Can Wednesday use the Blades' achievements as added motivation to end their 19-year top-flight exile?
Pearson said: "Steve will be looking at getting promotion anyway.
"I don't know how he will be using that (United's promotion). I'm not even going to guess whether he will be talking about it at all.
"The point is they have to concentrate on themselves. They have a different group of players, a different dynamic at the club and a different way of running the business.
"What is important is they do it their way for sure.
"But when you live in a city like this where there is such rivalry, it certainly will not be a comfortable time for the Wednesday supporters. Their United mates and colleagues will be reminding them of it.

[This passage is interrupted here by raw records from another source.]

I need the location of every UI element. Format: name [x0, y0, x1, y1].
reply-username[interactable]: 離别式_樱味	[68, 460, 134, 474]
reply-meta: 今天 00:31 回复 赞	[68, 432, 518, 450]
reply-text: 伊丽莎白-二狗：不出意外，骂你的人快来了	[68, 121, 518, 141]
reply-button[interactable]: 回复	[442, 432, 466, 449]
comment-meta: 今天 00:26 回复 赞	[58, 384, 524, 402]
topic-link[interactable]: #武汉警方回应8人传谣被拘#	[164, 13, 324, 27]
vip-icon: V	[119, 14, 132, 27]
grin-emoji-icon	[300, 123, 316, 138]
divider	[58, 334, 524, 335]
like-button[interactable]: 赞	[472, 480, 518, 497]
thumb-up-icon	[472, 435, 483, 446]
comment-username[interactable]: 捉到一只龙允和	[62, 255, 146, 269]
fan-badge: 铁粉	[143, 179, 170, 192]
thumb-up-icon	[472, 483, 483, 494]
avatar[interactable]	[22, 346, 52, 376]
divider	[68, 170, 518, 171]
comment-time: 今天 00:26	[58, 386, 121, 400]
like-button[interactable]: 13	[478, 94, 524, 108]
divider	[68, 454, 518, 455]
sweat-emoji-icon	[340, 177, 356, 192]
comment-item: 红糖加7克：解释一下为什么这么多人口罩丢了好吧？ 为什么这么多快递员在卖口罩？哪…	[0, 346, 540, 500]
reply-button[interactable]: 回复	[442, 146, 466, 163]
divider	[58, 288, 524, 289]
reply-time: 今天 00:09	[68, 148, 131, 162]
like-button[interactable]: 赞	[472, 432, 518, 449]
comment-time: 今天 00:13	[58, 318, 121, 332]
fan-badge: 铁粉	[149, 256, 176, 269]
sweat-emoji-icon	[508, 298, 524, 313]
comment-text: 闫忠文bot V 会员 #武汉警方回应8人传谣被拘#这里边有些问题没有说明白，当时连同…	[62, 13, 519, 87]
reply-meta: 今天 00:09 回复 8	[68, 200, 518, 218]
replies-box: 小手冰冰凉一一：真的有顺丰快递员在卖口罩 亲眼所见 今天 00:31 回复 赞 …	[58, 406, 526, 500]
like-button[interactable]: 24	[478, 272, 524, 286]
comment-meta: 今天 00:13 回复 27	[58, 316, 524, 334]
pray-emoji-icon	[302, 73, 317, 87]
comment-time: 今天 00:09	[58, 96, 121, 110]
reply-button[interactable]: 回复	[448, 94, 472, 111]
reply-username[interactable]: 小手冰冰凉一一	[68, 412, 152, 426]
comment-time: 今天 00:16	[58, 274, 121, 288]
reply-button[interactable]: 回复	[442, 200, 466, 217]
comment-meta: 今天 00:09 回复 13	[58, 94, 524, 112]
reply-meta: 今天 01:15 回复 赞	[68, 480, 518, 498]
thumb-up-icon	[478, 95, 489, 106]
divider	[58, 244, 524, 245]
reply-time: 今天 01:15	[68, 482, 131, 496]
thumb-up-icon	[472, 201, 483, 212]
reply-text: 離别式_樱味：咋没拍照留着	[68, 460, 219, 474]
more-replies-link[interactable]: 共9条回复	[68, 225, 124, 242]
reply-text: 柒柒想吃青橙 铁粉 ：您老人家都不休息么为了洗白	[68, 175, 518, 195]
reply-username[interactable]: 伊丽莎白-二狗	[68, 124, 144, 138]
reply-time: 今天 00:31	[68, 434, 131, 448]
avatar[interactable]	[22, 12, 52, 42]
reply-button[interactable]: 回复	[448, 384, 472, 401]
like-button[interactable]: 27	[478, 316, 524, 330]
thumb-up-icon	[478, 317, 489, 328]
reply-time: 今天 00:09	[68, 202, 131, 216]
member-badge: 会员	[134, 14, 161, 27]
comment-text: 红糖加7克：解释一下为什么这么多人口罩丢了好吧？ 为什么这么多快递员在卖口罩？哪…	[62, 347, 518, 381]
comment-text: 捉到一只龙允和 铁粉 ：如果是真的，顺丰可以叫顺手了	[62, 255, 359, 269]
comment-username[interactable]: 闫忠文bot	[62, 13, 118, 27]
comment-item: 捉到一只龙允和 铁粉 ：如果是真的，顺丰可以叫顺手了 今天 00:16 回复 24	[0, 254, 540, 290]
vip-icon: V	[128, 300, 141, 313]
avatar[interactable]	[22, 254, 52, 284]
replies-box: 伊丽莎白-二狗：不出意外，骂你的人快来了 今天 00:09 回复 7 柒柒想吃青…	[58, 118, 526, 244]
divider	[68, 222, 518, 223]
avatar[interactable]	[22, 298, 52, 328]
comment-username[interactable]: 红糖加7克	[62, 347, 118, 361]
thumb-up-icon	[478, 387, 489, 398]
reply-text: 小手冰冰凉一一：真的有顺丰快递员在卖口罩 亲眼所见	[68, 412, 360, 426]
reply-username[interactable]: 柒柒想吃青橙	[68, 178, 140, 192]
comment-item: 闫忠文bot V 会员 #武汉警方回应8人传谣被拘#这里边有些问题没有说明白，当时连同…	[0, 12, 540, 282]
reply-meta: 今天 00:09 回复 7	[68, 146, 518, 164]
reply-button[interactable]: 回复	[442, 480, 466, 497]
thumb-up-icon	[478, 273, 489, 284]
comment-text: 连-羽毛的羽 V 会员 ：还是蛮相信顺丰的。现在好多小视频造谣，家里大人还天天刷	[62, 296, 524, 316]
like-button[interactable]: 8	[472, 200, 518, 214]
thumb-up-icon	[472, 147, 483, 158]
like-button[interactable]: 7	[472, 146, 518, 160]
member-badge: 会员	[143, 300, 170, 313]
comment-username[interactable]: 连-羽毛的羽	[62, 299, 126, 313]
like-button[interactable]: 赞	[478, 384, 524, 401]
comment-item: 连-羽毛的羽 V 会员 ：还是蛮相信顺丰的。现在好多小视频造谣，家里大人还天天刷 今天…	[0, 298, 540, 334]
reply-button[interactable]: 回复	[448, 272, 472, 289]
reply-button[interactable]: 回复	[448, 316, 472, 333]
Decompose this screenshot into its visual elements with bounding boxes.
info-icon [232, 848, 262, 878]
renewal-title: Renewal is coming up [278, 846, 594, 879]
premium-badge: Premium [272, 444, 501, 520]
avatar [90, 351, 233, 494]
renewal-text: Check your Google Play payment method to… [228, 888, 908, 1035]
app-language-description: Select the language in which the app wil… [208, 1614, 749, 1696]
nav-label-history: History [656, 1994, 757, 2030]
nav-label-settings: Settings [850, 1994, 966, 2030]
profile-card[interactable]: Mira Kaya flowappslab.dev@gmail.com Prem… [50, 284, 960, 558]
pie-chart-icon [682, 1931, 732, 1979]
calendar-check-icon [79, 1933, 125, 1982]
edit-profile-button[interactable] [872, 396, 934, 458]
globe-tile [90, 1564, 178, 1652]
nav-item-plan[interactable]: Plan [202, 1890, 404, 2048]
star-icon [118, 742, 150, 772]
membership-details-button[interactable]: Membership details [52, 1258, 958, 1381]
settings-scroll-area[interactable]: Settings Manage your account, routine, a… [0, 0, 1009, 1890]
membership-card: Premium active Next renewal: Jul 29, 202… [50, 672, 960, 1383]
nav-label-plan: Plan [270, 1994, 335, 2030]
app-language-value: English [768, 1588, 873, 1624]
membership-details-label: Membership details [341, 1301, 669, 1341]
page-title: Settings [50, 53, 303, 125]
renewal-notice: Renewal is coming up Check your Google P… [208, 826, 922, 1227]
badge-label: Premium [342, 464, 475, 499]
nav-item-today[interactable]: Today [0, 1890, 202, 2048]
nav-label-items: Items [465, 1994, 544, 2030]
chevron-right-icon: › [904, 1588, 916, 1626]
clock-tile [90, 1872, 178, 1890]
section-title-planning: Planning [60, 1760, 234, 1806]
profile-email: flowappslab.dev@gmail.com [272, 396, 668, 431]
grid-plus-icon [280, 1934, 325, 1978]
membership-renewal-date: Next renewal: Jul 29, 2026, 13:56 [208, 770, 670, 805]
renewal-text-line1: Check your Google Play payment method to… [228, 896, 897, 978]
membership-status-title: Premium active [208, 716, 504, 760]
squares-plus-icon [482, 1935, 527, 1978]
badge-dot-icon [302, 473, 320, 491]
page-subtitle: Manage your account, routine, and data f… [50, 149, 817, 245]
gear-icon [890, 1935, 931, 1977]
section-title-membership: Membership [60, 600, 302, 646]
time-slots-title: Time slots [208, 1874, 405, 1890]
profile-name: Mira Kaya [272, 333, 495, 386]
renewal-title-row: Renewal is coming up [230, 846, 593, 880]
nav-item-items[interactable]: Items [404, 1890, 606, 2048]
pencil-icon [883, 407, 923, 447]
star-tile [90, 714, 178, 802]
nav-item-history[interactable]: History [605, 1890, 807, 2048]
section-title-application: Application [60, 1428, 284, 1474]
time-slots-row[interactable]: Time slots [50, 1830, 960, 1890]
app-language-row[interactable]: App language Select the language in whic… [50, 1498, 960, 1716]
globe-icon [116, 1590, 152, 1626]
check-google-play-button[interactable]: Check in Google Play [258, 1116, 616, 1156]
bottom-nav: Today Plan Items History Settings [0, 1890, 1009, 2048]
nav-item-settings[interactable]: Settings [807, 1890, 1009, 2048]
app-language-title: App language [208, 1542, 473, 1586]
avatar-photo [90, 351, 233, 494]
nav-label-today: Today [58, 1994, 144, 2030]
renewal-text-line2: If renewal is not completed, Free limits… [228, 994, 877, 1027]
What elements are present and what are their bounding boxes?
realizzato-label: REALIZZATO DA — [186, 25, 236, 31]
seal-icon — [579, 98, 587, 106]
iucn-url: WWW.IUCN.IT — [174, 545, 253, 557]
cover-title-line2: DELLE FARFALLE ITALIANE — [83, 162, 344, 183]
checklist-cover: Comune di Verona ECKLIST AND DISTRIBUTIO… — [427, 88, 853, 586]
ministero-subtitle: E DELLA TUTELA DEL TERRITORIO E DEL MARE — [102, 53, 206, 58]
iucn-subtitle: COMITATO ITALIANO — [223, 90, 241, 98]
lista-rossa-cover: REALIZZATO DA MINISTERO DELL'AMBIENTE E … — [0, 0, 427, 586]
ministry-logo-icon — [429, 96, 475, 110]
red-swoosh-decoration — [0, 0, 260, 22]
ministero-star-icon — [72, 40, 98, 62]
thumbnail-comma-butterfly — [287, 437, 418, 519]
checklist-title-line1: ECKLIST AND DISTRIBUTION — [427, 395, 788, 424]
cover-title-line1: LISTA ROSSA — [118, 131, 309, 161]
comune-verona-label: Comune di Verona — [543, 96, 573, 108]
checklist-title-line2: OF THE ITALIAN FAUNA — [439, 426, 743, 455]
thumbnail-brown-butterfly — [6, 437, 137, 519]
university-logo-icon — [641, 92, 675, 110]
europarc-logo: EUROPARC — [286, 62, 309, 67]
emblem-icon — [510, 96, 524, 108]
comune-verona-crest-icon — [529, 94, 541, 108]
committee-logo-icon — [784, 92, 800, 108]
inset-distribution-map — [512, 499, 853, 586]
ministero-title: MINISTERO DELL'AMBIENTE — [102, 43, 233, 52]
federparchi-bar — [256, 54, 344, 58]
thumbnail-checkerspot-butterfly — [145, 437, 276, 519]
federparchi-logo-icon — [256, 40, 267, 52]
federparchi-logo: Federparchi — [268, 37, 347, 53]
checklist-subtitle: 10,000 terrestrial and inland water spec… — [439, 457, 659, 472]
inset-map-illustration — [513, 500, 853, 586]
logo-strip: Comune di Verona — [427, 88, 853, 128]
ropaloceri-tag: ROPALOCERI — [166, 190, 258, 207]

"If it (United's promotion) is another incentive, then fine but I look at it from a more pragmatic way as a football manager and say it is important that the good work that was done in the second half of the season here is taken forward.
"I'm sure Steve's preparations for the season will be very thorough and they will do what they can to get back to the Holy Land."
*Nigel Pearson will attempt to complete the Three Peaks Challenge within 24 hours over the weekend of Saturday, June 1 and Sunday, June 2. Pearson is set to tackle Ben Nevis, Scafell Pike and Snowdon with his wife’s sister-in-law Julie Williams, who is doing it in memory of her father who passed away in 2011, Gareth Challinor, who broke pelvis, tibia and fibula, and his arm in a serious motorbike accident, and Gareth's wife Leanne Challinor.
The quartet are raising money for the Welsh Air Ambulance Charitable Trust, the University Hospital of North Midlands and the Wolverhampton & District MS Therapy Centre, who all helped Gareth on his road to recovery.